A sense of panic flooded her chest. She would have imagined her eyes shut if she couldn’t feel the cold air from the vents. She put her hand across her face and reached out, and nothing in her vision changed.
“Tina?” she said, and she reached over to take the biologist’s hand where it should have been resting in the seat to her left, but what her grip found weren’t fingers. Or anything solid.
Her first notion was that someone had been sick, since the substance her palm fell upon was wet and warm and the consistency of shredded meat, but as if it had waited for the contact to issue its scent the odor which returned when she drew her hand back in alarm was sickly sweet and rank at once, the dense odor of recent decay. She remembered stumbling across a dead dog in her youth, killed by teens who’d been driven off before they could collect the bounty of their kill, and the sickening ripe now on the tips of her fingers was the same.
Her chest tightened, and something deep and stone-like fell to the base of her gut.
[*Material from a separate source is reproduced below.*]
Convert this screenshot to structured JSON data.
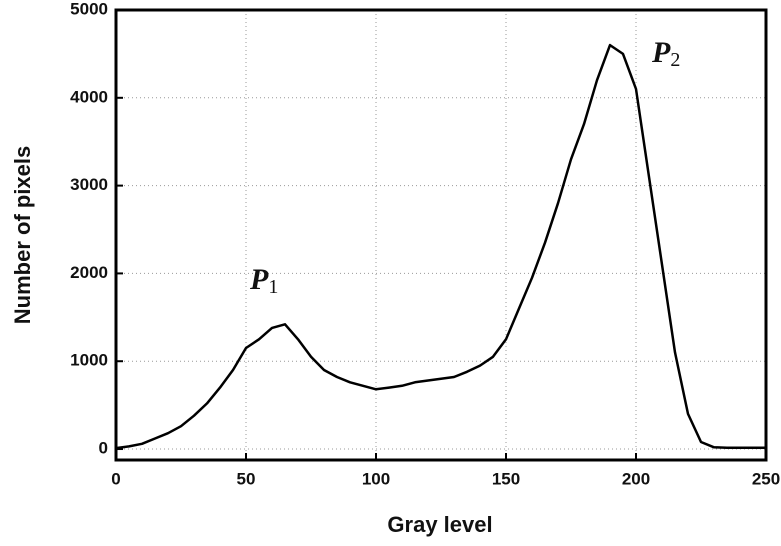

The sudden violent motion of the ship made her cry out.
“Captain Goss!” she shouted, not realizing until too late that maybe something had killed Tina, and that the only reason she’d been spared was because of this utter black. Hands shaking, Cole stared blindly into what might have been an infinite darkness and did her best to unstrap her safety belt, reasoning that if something or someone was inside the vessel and intent on doing her harm the least she could do was move from her current position.
The harness was stuck. Cole struggled and pulled on the central snap-lock, which proved difficult with slick hands. She smelled something burned, like meat held too long over an open flame, but mingled in with that charred stench was an earthy smell akin to recently dug and worm-ridden soil.
She was acutely aware of how hard her heart pounded in her chest, and a sudden chill overtook her in spite of the proximity of the unseen heat source. Cole desperately pushed on the strap release, but found it wouldn’t budge.
What feeds is not forgotten, a voice said, the same voice, she knew, from the remnants of the dream she’d had before. Cracked and ancient, without gender, the soiled tone seemed to wrap around her. The words crept inside her skull like vines. So quick is the flesh to fail.
A blast of light exploded through the cockpit to her left and swept through the small transport. She saw.